Wandern auf dem Mare e Monti
Schneebedeckte Gipfel auf der einen Seite, tiefblaue Meeresbuchten auf der anderen, das Plätschern von Schmelzwasserbächen im Ohr und den Duft von Ginster und Wacholder in der Nase: Eine Wanderung im Nordwesten Korsikas, auf dem Mare e Monti, ist ein wahres Fest für die Sinne, wie Erik Van de Perre nach seiner Tour resümiert.
Text/Bilder: Erik Van de Perre
Von Napoleon wurde behauptet, dass er »seine« Insel riechen konnte, lange bevor sie aus dem Meer auftauchte. Wer je den intensiven Duftcocktail der korsischen Macchia eingeatmet hat, wird von der Aussage kaum überrascht sein. Von ihrer schönsten Seite zeigt sich die Macchia im Frühjahr auf dem Mare e Monti. »Bocca a u Corsu« steht auf dem schlichten Holzschild. Auf dem kleinen Pass stellen wir die Rucksäcke ab, rasten und genießen einen letzten Blick auf das große Hirtendorf in der Tiefe: Calenzana. Ein spätbarocker Glockenturm, pastellfarbene Häuser mit roten Ziegeldächern, umgeben von großen Olivenhainen. Der lauwarme Wind trägt Fetzen von Geräuschen aus dem Dorf heran. Glockenläuten, Hundegebell, das Knattern eines Mopeds…Weiterweg schweift der Blick über die Bucht von Calvi, wo eine gelbe Fähre gerade Richtung Festland aufbricht.
Die hohen Gipfel im Inland tragen noch weiße Hauben. Da oben, wo sich im Sommer auf dem legendären GR20 Wanderer aus aller Welt tummeln, herrscht noch der Winter. Hier unten aber explodiert längst das Leben. Stattliche Zistrosen, kräftig leuchtende Ginsterbüsche und unzählige Affodille säumen den Weg. Eine Symphonie aus Pink, Gelb und Weiß. Es duftet nach Myrte und Wacholder, nach Lavendel und Rosmarin. Und nach Honig, Pfeffer und Harz.
Mitte April ist die schönste Zeit für den Mare e Monti. Dieser wunderbare Fernwanderweg durch den korsischen Naturpark führt im Nordwesten der Insel von Calenzana nach Cargèse, weitgehend über uralte Bergpfade, auf denen einst die Hirten bei der jährlichen Transhumanz ihre Herden zu den Sommerweiden trieben.
Der Name ist Programm
Mare e Monti bedeutet »Meer und Berge«. Der Name ist Programm, denn der 128 Kilometer lange Weg pendelt im wahrsten Sinne zwischen den hohen Gipfeln im Inland und türkisfarbenen Buchten.
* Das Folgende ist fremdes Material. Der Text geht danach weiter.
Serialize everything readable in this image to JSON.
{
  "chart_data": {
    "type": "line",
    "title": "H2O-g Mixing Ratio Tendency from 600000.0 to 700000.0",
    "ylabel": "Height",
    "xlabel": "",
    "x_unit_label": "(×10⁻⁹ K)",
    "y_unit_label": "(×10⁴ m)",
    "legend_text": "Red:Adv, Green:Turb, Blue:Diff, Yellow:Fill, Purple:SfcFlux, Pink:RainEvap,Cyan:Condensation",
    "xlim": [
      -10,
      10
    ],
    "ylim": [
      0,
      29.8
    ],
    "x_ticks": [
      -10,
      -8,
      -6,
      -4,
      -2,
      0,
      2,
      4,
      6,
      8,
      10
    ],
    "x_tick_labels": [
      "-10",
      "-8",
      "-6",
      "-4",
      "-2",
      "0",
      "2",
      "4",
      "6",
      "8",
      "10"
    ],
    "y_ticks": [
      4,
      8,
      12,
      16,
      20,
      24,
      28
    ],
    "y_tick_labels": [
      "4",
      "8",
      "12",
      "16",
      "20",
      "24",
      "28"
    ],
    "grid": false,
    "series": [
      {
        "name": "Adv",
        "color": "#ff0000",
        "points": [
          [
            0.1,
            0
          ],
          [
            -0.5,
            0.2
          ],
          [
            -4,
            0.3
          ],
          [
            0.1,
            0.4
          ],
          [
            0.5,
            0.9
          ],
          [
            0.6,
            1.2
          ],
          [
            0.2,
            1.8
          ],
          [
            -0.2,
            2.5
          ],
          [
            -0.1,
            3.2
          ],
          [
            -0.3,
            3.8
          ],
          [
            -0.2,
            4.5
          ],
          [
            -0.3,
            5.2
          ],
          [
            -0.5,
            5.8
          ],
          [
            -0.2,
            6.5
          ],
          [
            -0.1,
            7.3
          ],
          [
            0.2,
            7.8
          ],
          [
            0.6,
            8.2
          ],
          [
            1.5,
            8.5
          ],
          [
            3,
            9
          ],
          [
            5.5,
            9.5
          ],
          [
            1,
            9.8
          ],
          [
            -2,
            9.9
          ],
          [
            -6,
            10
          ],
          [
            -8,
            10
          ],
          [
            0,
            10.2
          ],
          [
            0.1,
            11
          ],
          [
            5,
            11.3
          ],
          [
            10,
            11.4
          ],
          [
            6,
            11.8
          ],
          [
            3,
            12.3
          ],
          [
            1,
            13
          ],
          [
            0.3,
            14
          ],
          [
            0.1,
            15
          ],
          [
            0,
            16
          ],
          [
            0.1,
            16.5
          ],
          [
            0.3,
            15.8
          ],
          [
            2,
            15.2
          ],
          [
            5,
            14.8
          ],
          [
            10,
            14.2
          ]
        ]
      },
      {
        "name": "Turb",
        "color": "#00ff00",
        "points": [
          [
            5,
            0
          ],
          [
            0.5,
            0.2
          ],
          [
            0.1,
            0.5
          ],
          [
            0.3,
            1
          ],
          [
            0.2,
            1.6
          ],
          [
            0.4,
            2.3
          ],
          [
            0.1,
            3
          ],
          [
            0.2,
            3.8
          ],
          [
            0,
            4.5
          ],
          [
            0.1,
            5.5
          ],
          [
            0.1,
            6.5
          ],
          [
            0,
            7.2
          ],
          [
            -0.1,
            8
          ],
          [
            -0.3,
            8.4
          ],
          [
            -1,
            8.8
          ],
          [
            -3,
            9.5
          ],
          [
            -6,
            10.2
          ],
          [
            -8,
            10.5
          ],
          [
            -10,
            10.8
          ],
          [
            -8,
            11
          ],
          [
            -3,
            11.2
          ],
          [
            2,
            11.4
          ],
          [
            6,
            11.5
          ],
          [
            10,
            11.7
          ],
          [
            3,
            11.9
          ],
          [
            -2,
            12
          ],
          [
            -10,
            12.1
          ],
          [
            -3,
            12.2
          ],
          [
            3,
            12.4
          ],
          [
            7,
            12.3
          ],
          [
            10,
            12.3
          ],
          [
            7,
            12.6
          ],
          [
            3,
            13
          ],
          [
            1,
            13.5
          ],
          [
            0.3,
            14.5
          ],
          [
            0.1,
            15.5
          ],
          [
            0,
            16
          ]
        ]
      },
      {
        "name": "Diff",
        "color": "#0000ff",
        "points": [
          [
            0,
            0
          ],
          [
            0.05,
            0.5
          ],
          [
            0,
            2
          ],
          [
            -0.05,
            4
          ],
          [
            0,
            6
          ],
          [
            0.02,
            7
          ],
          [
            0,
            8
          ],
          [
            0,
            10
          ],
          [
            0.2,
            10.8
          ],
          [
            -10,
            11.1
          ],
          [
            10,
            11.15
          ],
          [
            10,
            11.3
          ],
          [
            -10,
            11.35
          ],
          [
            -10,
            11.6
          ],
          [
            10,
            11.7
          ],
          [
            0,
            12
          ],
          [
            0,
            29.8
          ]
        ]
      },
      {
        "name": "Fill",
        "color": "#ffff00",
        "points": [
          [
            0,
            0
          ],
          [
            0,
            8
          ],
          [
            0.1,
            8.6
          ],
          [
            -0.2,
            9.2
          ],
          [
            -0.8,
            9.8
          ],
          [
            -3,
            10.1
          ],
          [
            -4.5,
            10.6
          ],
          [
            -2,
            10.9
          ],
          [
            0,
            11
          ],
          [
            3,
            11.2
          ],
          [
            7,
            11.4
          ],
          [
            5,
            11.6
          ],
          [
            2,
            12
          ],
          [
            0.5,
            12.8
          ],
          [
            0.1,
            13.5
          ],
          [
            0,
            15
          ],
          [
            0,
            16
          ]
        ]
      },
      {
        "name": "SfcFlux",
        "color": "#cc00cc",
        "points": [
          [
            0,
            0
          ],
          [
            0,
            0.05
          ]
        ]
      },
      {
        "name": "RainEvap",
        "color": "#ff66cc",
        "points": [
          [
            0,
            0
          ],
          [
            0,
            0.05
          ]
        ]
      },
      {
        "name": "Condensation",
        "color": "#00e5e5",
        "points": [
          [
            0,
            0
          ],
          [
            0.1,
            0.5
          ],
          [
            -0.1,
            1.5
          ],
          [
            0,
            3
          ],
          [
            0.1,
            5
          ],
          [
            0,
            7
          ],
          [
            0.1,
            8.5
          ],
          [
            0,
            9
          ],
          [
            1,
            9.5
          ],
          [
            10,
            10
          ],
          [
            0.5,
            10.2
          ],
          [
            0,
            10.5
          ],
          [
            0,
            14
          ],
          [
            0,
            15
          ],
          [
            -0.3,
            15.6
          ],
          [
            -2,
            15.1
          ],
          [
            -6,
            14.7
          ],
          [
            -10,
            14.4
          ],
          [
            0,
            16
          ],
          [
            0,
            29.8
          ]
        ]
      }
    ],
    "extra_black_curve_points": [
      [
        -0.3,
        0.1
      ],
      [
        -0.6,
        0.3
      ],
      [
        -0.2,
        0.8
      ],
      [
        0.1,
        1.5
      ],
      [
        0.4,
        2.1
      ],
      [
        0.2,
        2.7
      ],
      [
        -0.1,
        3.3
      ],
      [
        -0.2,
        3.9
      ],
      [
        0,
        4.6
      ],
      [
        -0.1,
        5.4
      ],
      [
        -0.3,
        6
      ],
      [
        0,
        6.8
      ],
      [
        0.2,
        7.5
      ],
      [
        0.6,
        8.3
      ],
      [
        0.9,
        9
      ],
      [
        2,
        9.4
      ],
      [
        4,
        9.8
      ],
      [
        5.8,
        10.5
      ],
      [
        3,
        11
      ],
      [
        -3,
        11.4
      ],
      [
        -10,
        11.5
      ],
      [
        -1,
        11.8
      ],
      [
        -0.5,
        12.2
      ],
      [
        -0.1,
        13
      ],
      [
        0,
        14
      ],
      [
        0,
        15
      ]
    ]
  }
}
Was unseren Kids Kimberli (12) und Maikel (14) besonders gefällt, ist die ständige Nähe zum Wasser: Wo der Weg an der Küste entlangführt, lockt ein Bad im Meer, in den Bergtälern laden immer wieder schöne Gumpen zum Planschen ein. Hinzu kommt die landschaftliche Vielfalt. Während die erste Etappe zumeist auf breiten Forstwegen durch die Macchia führt, überwinden wir am zweiten Tag, im Schatten ausgedehnter Nadelwälder, einen 1.200 Meter hohen Pass und folgen am Tag darauf einem engen Flusstal.
Der Fluss heißt Fango, sein kristallklares Wasser entspringt in der Nähe der höchsten Gipfel der Insel. Glatt polierte, rote Rhyolithfelsen säumen den Wasserlauf. Grünlich schimmernde Eidechsen dösen auf den warmen Steinen. Zwei Fischadler ziehen in der Thermik langsam ihre Kreise. Gegen Mittag tauchen zwischen Wacholder- und Ginsterbüschen die Umrisse einer uralten Genueserbrücke auf. Still spannt sich die Ponte Vechju über den Fango. Viele Jahre sind vergangen, seit dem letztmals die Hirten aus der Küstenregion mit ihren großen Ziegenherden hier den Fluss überquerten, auf dem Weg zu den Hochweiden des Niolu.